What is Payment for Order Flow?
Payment for order flow (PFOF) is the practice in which a retail broker-dealer receives compensation from a market maker or wholesale broker in exchange for routing customer orders to that firm for execution rather than sending them directly to a public exchange. The market maker profits from the spread between the bid and ask prices on the routed orders. Brokers use PFOF revenue to subsidize zero-commission trading for retail clients. The practice is controversial because it may create a conflict of interest: brokers are supposed to achieve best execution for clients, but PFOF incentivizes routing to the highest-paying market maker rather than the venue offering the best price.
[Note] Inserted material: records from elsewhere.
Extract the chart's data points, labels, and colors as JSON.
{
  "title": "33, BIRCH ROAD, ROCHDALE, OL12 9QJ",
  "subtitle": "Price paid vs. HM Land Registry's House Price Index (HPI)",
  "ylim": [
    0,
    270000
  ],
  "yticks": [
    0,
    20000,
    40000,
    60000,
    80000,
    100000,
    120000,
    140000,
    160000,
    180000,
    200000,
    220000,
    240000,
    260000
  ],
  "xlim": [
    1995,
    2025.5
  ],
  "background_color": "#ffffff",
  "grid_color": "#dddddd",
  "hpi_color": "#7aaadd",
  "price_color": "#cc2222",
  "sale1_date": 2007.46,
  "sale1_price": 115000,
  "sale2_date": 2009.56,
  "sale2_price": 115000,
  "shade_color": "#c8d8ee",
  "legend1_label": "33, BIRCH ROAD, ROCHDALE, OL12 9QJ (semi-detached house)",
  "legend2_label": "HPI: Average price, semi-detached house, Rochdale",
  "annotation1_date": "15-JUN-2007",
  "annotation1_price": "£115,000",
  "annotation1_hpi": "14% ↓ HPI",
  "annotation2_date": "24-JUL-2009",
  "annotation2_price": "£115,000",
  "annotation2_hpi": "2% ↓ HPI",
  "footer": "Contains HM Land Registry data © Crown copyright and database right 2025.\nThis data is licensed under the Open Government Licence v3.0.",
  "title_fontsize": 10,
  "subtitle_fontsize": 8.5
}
The SEC has studied PFOF extensively, and it is banned in several countries including the UK and Canada.
Example
A retail investor places a market order to buy 100 shares at Robinhood. Rather than routing the order to the NYSE or Nasdaq, Robinhood sends it to Citadel Securities, which pays Robinhood a fraction of a cent per share. Citadel executes the order and earns the bid-ask spread. Robinhood generates revenue without charging the customer a commission — but critics argue the customer may have received a slightly better price on a lit exchange.